End to End Speech Recognition implemented with deep learning framework Tensorflow. Build upon Recurrent Neural Networks with LSTM and CTC(Connectionist Temporal Classification).
After cloning the repository, you need to install all the project dependencies etc..
$ python setup.py install
Run it via command line where you can choose to either training or prediction phase.
The command for running the training phase.
$ python -m speechrecognition train -config ./config/lstm_ctc.yml
You need to provide a configuration file of the training.
The command for running the prediction phase.
$ python -m speechrecognition predict -audio {path/to/audio-file} -config ./config/lstm_ctc.yml
The same configuration file you provided in training phase will be also applied in prediction phase (sucks, i know). Most importantly, you provide the path to the audio file in wav format, which will be transcribed to text.

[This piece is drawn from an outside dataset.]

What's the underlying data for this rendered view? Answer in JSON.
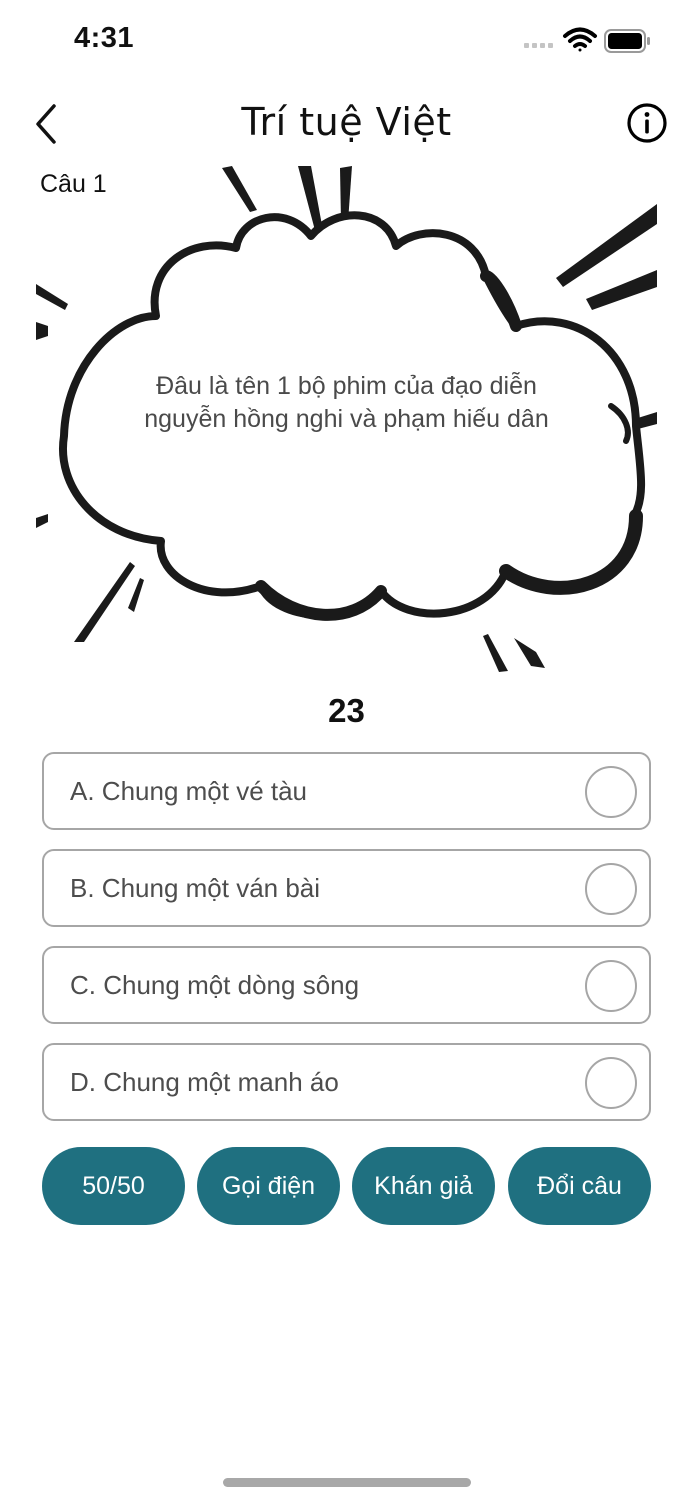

The configuration file let's you defined properties and it sets the file paths to datset, training model and tensorboard logs.
The file is in the yaml
format and this is the predefined structure.
Section | Key | Modify |
---|---|---|
dataset | name | ❗️ |
label_type | ||
lang | ||
dataset_path | ❗️ | |
feature | name | |
feature_size | ️ | |
hyperparameter | num_classes | |
num_hidden | ||
num_layers | ||
batch_size | ||
num_epoches | ||
num_iterations | ||
dropout_prob | ||
model | model_type | |
tensorboard_path | ❗️ | |
trained_path | ❗️ | |
model_description | ||
restore_trained_model |
It's currently supporting two speech datasets.
- FreeSpokenDigits (1GB)
- VCTK Corpus (15GB)
In order to train the model, you need to download your own dataset and store locally and change the paths to the dataset in the configuration file.
MFCC
RNN/BRNN -> Dense Layer -> CTC
In the configuration file is defined the path to the Tensorboard logs. By running this command on the directory, you may see the process of the training phase.
$ tensorboard --logdir {path/to/tensorboard-logs}
MI-PYT TODO:
- Code Refactor
- (TF dataset pipepline - GPU training speed up)
- (Better Tensorboard monitoring)
- (Divide to Train/Test set)
- (Better Speech Evaluation)
- Improved sound preprocessing and feature extraction
- (Training model based with bidirectional RNNs)
- Training model based on Attention Mechanism
- Training model based on Neural Turing Machine
- Automated generation of datasets from audiobooks
- Documentation
- Tests